The lakes aren’t going anywhere. But, especially if one or more of the auto giants collapses, some of the people who own cottages on them could be.
TODAY'S WILD WORDS
(These are a few of the words from this posting that you may not know. Each time, I'll tell you a little about them and also place them into a cumulative archive of "Ted's Wild Words" in the right-hand column of the home page. Just click on it there, and if there's another word in today's blog that you'd like me to explain, just ask!)
Disillusionment and dissolution. The former means disenchantment. Even idealists can get disillusioned during hard times. The latter means decay or disintegration. Disillusionment can foster psychological and physical breakdowns.
Rack and Ruin. Utter decay. “Rack” is a variation of “wreck” or “wrack.” This is another phrase that always appears in this order. One doesn’t, for some reason, go to ruin and rack.
Red-headed stepchild. This wretch is always being severely beaten in a popular phrase. Stepchildren often get short-shrift when there are natural siblings around. Read the “Cinderella” story. As for why redheads get a double dose of trouble is not clear, except that they, too, are not as common in most families as are blonds and brunettes. No one is sure who first called attention to the plight of red-haired stepkids.
Wolverine. A foul-tempered, musky-smelling, burrowing weasel after which both Michigan and its largest public university’s sports teams decided to nickname themselves. Wolverines don’t back down from a fight – a welcome trait in the state’s current economic morass.
Please leave a comment.
3 comments:
"A foul-tempered, musky-smelling, burrowing weasel "

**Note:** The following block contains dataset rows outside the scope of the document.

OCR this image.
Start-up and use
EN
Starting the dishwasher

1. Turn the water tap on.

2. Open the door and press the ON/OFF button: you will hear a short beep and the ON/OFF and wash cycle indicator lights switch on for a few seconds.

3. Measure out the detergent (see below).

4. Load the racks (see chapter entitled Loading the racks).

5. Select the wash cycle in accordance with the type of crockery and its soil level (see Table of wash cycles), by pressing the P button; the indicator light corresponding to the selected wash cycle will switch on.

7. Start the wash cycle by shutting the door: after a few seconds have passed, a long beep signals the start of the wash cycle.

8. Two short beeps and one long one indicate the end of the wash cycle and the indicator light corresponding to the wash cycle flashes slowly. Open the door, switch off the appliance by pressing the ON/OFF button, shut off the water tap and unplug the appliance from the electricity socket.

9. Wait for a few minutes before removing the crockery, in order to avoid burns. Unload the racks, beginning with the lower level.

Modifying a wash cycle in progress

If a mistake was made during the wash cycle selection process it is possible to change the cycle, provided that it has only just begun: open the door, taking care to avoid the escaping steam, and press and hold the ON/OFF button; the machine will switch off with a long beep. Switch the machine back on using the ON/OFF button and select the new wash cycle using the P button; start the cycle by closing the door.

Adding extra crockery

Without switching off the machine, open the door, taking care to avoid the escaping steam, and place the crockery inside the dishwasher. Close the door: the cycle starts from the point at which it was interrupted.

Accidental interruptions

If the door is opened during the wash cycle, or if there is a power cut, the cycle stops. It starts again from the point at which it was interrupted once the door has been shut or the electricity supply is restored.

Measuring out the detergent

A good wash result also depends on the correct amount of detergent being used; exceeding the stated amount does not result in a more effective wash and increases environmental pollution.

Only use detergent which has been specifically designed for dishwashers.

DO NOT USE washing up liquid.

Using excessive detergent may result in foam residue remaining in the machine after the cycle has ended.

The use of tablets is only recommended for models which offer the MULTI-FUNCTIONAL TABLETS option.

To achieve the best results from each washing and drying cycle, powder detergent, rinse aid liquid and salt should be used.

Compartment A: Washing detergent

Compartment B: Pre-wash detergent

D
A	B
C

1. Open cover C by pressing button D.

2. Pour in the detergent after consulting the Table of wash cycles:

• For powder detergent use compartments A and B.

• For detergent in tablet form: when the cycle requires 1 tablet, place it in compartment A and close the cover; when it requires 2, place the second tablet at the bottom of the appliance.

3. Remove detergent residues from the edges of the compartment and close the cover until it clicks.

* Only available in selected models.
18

That reminds me of swearings I read in Richard Adams's Watership Down.
from SLC,UT..sad subject,great writing,thought provoking but most definitely worrying.,first time reader and muchly appreciative..
Thnx Pat
Dresden? For an international type journalist, you have gone beyond the pale to believe anyone who would make this statement. He or she obviously
has never been to Dresden. Thanks for this piece, it's and all of its encouragement. Can't imagine anyone in the international community understanding anything about its slur on America. Get out and do something bright.